An original bronze sculpture, created from Sessums’ clay work, will be presented each year to the top collegiate offensive lineman in Mississippi during the C-Spire Conerly Trophy Banquet. The first presentation of the Kent Hull Award will be Dec. 3.
Sessums said he got started with the sports museum through another local artist, the late Bruce Bratty, who Sessums credits with getting him started in sculpture.
“We served on the Trustmark board together, and he was familiar with my work,” Sessums recalled. “He said I was a sculptor hiding behind my drawings.”

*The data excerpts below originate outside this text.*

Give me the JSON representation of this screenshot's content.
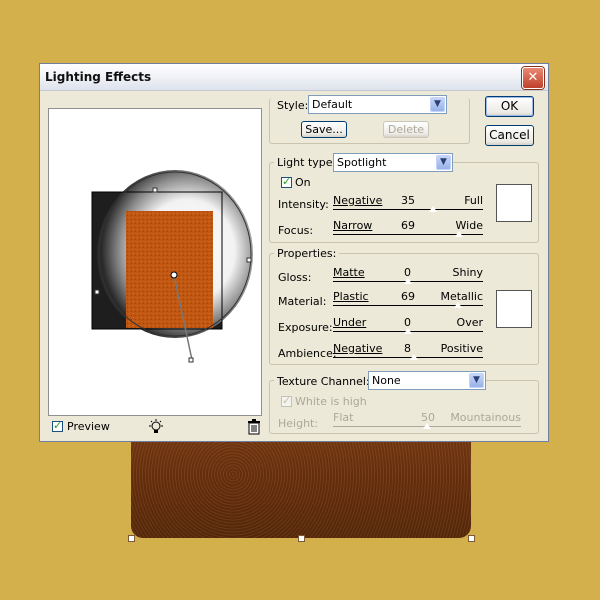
{
  "dialog": {
    "title": "Lighting Effects"
  },
  "buttons": {
    "ok": "OK",
    "cancel": "Cancel",
    "save": "Save...",
    "delete": "Delete"
  },
  "style": {
    "label": "Style:",
    "value": "Default"
  },
  "light_type": {
    "label": "Light type:",
    "value": "Spotlight",
    "on_label": "On",
    "on_checked": true,
    "intensity": {
      "label": "Intensity:",
      "min": "Negative",
      "max": "Full",
      "value": "35"
    },
    "focus": {
      "label": "Focus:",
      "min": "Narrow",
      "max": "Wide",
      "value": "69"
    },
    "color": "#ffffff"
  },
  "properties": {
    "label": "Properties:",
    "gloss": {
      "label": "Gloss:",
      "min": "Matte",
      "max": "Shiny",
      "value": "0"
    },
    "material": {
      "label": "Material:",
      "min": "Plastic",
      "max": "Metallic",
      "value": "69"
    },
    "exposure": {
      "label": "Exposure:",
      "min": "Under",
      "max": "Over",
      "value": "0"
    },
    "ambience": {
      "label": "Ambience:",
      "min": "Negative",
      "max": "Positive",
      "value": "8"
    },
    "color": "#ffffff"
  },
  "texture": {
    "label": "Texture Channel:",
    "value": "None",
    "white_is_high": "White is high",
    "white_is_high_checked": true,
    "height": {
      "label": "Height:",
      "min": "Flat",
      "max": "Mountainous",
      "value": "50"
    }
  },
  "preview": {
    "label": "Preview",
    "checked": true
  },
  "icons": {
    "close": "close-icon",
    "light_bulb": "light-bulb-icon",
    "trash": "trash-icon"
  },
  "colors": {
    "background": "#d4b04c",
    "texture_brown": "#6a300c"
  }
}
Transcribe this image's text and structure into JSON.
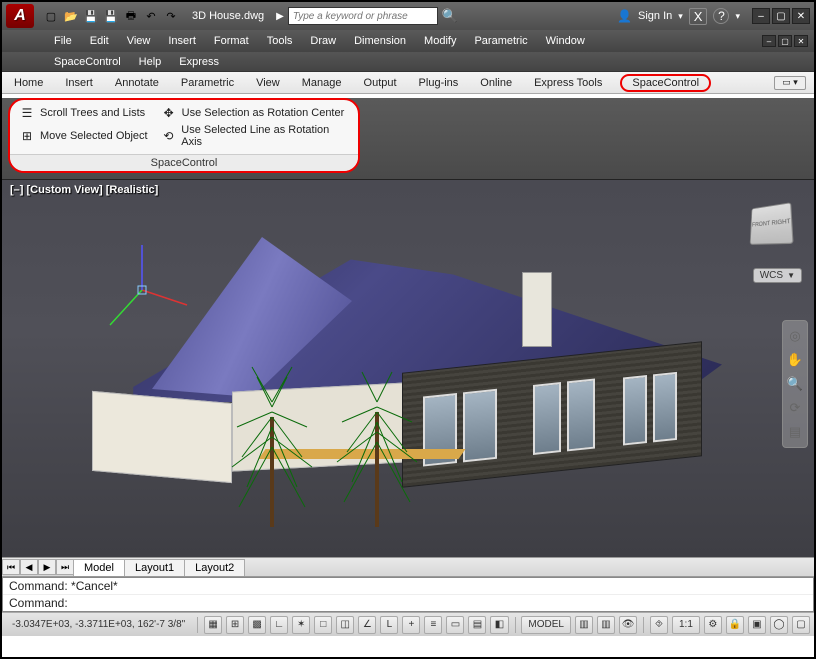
{
  "title": {
    "doc": "3D House.dwg"
  },
  "search": {
    "placeholder": "Type a keyword or phrase"
  },
  "signin": {
    "label": "Sign In"
  },
  "menu1": [
    "File",
    "Edit",
    "View",
    "Insert",
    "Format",
    "Tools",
    "Draw",
    "Dimension",
    "Modify",
    "Parametric",
    "Window"
  ],
  "menu2": [
    "SpaceControl",
    "Help",
    "Express"
  ],
  "ribbonTabs": [
    "Home",
    "Insert",
    "Annotate",
    "Parametric",
    "View",
    "Manage",
    "Output",
    "Plug-ins",
    "Online",
    "Express Tools",
    "SpaceControl"
  ],
  "panel": {
    "title": "SpaceControl",
    "items": [
      "Scroll Trees and Lists",
      "Use Selection as Rotation Center",
      "Move Selected Object",
      "Use Selected Line as Rotation Axis"
    ]
  },
  "viewLabel": "[–] [Custom View] [Realistic]",
  "wcs": "WCS",
  "viewcube": "FRONT RIGHT",
  "layoutTabs": {
    "active": "Model",
    "others": [
      "Layout1",
      "Layout2"
    ]
  },
  "command": {
    "line1": "Command: *Cancel*",
    "line2": "Command:"
  },
  "status": {
    "coords": "-3.0347E+03, -3.3711E+03, 162'-7 3/8\"",
    "model": "MODEL",
    "scale": "1:1"
  }
}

Bratty had done sculpture work with the sports museum and it was after he died that Bratty’s widow referred the museum to Sessums who has been commissioned on three other projects prior to getting this commission for the Hull Trophy.
Sessums said the sculpture presented at the event on Tuesday is the original clay model that will serve as the “mother-mold” for the bronze statues to be created each year. Sessums said his research for the Hull figure is what gave the sculpture emotional impact with those who came to see it at Tuesday’s event.
“I came up with the design after talking extensively with Kent’s widow Kay,” Sessums said. “We talked a lot about his career and who he was as a person. We did the sculpture with him playing center – where he was known for snapping the ball. We think it captured his physical demeanor.”
Sessums said he and Kay Hull also talked about Kent’s life as an athlete, a father and an advocate for children with life-threatening diseases, and he believes these aspects of Kent’s life found their way into the clay.
“Many of the people that saw the clay sculpture last night were saying, ‘That’s Kent, that’s not just some football player, that is Kent.’ It was a huge compliment to me, and what I think his family appreciates is that I wanted to make sure I understood him as a person.
“I think it meant more to her that I was interested in who he was as a person – a man balancing home and an athletic career,” Sessums continued. “He was a man who did a lot work with children after his football career – he did a lot of work with Blair Batson Children’s Hospital.”
The physical attributes Sessums gave the sculpture were far more methodical and what one might expect of the scientific mind of a doctor.
“I took information of his physical attributes,” Sessums explained, “his height, weight and other physical measurements – and his wife brought me his helmet and his shoes.”
“Everyone is saying the sculpture is a good reflection of Kent Hull,” Sessums said, “because of the details of the uniform and Hull’s physical presence.”